KPK Bantah Bayar LSM untuk Ikut Beri Dukungan Aksi Cicak VS Buaya 4.0

"Justru yang dibayar itu yang kirim bus di depan KPK"

Jakarta, IDN Times - Wakil Ketua KPK, Laode M. Syarif membantah institusi yang ia pimpin telah membayar aktivis dari LSM tertentu untuk menggelar aksi di gedung Merah Putih pada Jumat (30/8). Aksi yang disebut "Cicak VS Buaya 4.0" itu digelar di depan area lobi KPK pekan lalu sekitar pukul 14:00 WIB. Ratusan orang termasuk Ketua PBNU, KH Aqil Siroj, jurnalis senior Najwa Shihab, aktivis, mahasiswa dan elemen sipil turut hadir dalam aksi itu. 

Fokus mereka hanya satu yakni menolak capim KPK yang bermasalah untuk memimpin institusi antirasuah. Namun, oleh anggota Komisi III DPR, kehadiran mereka justru diduga dibayar oleh KPK. 

"Apakah NGO dibiayai oleh KPK, itu tidak benar sama sekali, Pak dan tidak ada dan jangan pula kita menghina NGO. Kalau ibu negara datang ke KPK, gak dibayar itu. KH Said Aqil itu juga tidak dibayar walau mendukung KPK," kata Syarif dalam sesi Rapat Dengar Pendapat (RDP) dengan Komisi III pada Senin (2/9). 

Mantan pengajar di Universitas Hasanuddin itu menyebut kehadiran elemen masyarakat sipil ke KPK karena hatinya tergerak dan ingin melindungi institusi antirasuah. Lalu, apa komentar Syarif mengenai adanya aksi demonstrasi tandingan di depan gedung KPK pada Jumat pekan lalu? 

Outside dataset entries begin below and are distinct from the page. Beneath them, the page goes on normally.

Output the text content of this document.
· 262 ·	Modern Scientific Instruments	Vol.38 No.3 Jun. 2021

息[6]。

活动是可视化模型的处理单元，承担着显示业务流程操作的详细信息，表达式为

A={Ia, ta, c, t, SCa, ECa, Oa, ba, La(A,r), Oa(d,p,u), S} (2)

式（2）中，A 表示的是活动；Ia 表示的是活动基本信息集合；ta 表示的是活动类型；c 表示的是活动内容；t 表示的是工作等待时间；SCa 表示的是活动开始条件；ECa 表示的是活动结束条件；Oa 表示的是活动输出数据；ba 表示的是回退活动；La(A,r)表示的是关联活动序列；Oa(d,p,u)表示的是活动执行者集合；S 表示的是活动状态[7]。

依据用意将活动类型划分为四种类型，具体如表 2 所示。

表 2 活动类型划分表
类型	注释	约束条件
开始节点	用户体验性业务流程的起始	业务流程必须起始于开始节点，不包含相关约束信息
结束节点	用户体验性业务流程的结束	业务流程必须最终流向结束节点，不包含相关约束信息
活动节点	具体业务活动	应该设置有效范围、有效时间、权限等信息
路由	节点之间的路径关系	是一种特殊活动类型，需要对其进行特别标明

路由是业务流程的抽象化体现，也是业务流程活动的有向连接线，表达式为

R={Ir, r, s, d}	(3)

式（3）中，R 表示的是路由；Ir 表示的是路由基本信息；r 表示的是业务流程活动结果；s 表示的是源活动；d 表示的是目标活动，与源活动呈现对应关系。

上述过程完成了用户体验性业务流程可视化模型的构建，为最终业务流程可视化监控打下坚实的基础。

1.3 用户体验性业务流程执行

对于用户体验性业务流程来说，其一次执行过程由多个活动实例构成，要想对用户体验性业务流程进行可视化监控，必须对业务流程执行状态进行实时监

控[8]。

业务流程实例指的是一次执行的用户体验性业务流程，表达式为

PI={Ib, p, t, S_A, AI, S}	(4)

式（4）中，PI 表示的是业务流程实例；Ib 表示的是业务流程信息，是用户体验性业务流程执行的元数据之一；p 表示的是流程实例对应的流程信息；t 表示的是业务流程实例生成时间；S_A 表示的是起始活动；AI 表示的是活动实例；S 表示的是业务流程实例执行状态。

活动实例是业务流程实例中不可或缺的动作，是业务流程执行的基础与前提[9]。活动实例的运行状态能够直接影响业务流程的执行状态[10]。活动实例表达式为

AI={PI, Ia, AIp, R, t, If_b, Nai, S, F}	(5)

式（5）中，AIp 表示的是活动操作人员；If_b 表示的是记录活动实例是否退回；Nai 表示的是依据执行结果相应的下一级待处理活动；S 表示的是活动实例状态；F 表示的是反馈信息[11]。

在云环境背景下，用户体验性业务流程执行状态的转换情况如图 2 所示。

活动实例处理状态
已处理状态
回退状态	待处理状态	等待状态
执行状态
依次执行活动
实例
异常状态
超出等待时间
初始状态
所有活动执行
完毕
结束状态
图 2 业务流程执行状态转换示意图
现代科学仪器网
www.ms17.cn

1. Wakil Ketua KPK justru menuding massa yang melakukan aksi demonstrasi tandingan itulah yang dibayar

KPK Bantah Bayar LSM untuk Ikut Beri Dukungan Aksi Cicak VS Buaya 4.0(Demonstran diduga bayaran membentangkan spanduk dukung pansel capim KPK) Screen shot Youtube Jakartanicus

Menurut Syarif, justru yang harusnya ditanyakan oleh anggota Komisi III DPR adalah siapa yang mengerahkan massa tandingan di depan gedung KPK pada Jumat pekan lalu. Sebab, diduga mereka dibayar oleh pihak tertentu.

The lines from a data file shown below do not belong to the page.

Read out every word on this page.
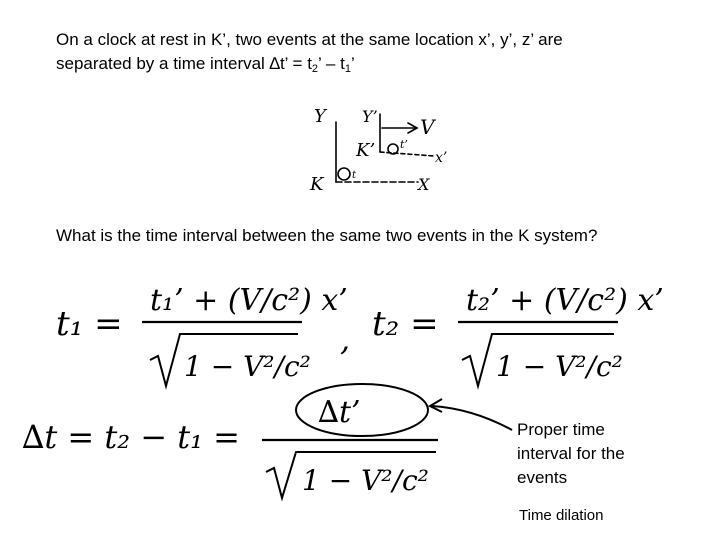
On a clock at rest in K’, two events at the same location x’, y’, z’ are
separated by a time interval ∆t’ = $t_2$’ – $t_1$’
Y Y’ V
K’ t’
x’
K	t	X
What is the time interval between the same two events in the K system?
t₁ =
t₁’ + (V/c²) x’
1 − V²/c²
, t₂ =
t₂’ + (V/c²) x’
1 − V²/c²
∆t = t₂ − t₁ =
∆t’
1 − V²/c²
Proper time
interval for the
events
Time dilation
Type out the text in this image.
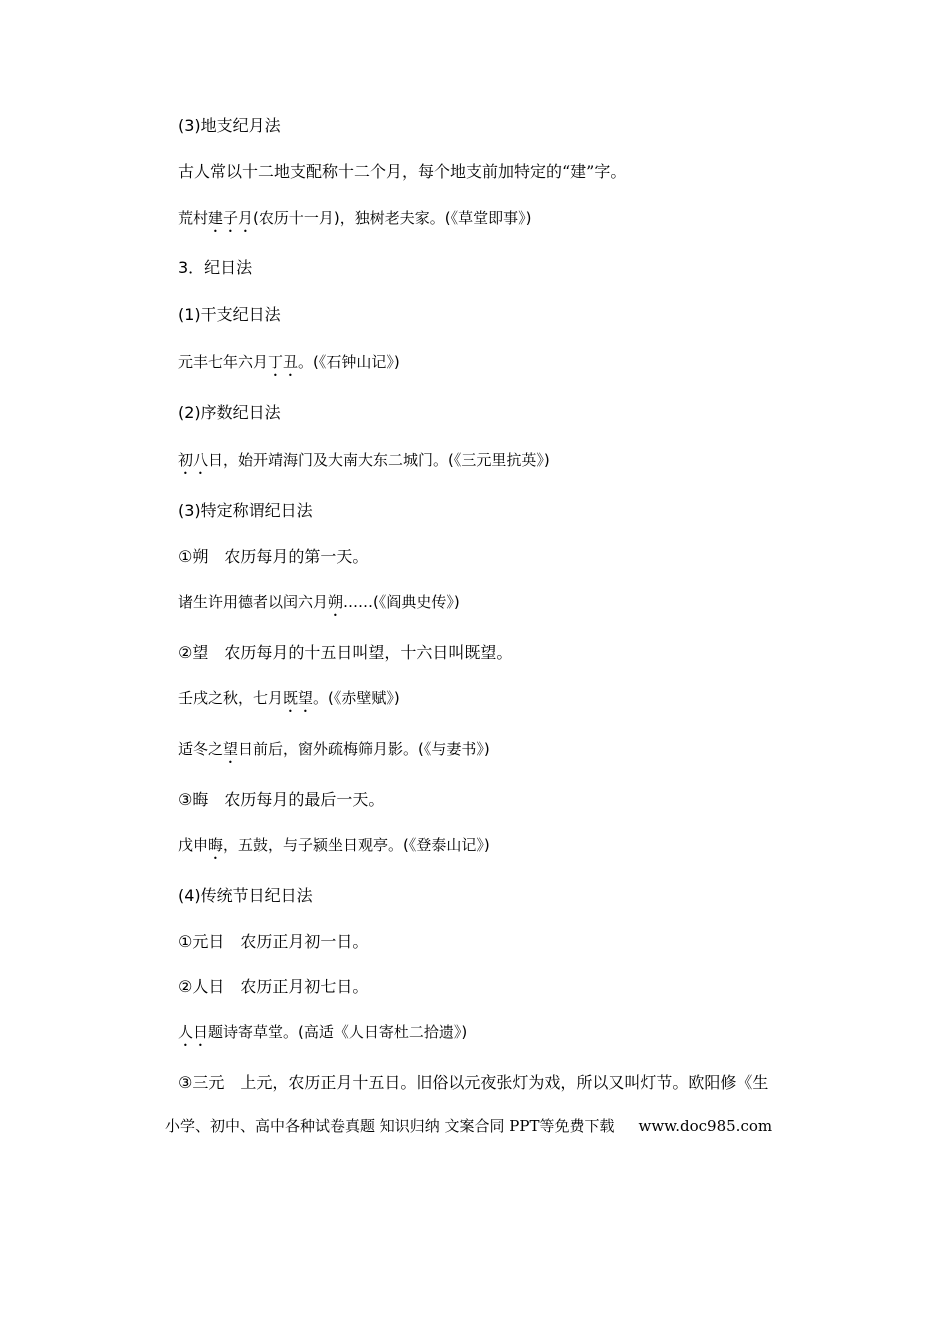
(3)地支纪月法
古人常以十二地支配称十二个月，每个地支前加特定的“建”字。
荒村建子月(农历十一月)，独树老夫家。(《草堂即事》)
3．纪日法
(1)干支纪日法
元丰七年六月丁丑。(《石钟山记》)
(2)序数纪日法
初八日，始开靖海门及大南大东二城门。(《三元里抗英》)
(3)特定称谓纪日法
①朔 农历每月的第一天。
诸生许用德者以闰六月朔……(《阎典史传》)
②望 农历每月的十五日叫望，十六日叫既望。
壬戌之秋，七月既望。(《赤壁赋》)
适冬之望日前后，窗外疏梅筛月影。(《与妻书》)
③晦 农历每月的最后一天。
戊申晦，五鼓，与子颍坐日观亭。(《登泰山记》)
(4)传统节日纪日法
①元日 农历正月初一日。
②人日 农历正月初七日。
人日题诗寄草堂。(高适《人日寄杜二拾遗》)
③三元 上元，农历正月十五日。旧俗以元夜张灯为戏，所以又叫灯节。欧阳修《生
小学、初中、高中各种试卷真题 知识归纳 文案合同 PPT等免费下载 www.doc985.com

Massa yang datang menggunakan bus dan metromini itu bahkan sempat membakar ban bekas. Mereka juga sempat memaksa masuk ke dalam gedung KPK, namun dihalau oleh personel dari kepolisian. 

"Yang perlu ditanyakan itu yang kirim-kirim massa dengan menggunakan bus tapi mereka tidak tahu apa yang mereka omongin. Sampai ada 6-7 bus di depan KPK. Nah, itu yang dibayar," kata Syarif tegas. 

Pernyataan dia tidak sekedar isapan jempol, lantaran dalam sebuah video yang diunggah oleh akun Jakartanicus terungkap demonstran dibayar Rp35 ribu untuk berunjuk rasa di depan gedung KPK. 

"Saya hanya ikut-ikutan saja. Dapat duitlah Rp35 ribu," kata seorang pemuda bernama Hamzah yang diwawancarai mengenai alasannya ikut berdemonstrasi. 

https://www.youtube.com/embed/VjkaE-afHiA

Baca Juga: Saat Mereka yang Pro dan Menentang Pansel Capim Bertemu di Gedung KPK

2. Seleksi capim KPK dapat membuka kembali konflik cicak VS buaya

KPK Bantah Bayar LSM untuk Ikut Beri Dukungan Aksi Cicak VS Buaya 4.0(Ilustrasi cicak vs buaya) www.instagram.com/@fakartun

Seleksi capim baru KPK diprediksi bisa membuka kembali konflik cicak VS buaya. Pasal, calon bermasalah dan ingin dimasukan ke dalam institusi antirasuah berasal dari kepolisian. Dua capim KPK dari institusi kepolisian yang paling disorot adalah Irjen (Pol) Firli Bahuri dan Irjen (Pol) Antam Novambar. 

Keduanya sama-sama tercatat tak patuh terhadap pelaporan harta kekayaan. Keduanya juga punya rekam jejak bermasalah. 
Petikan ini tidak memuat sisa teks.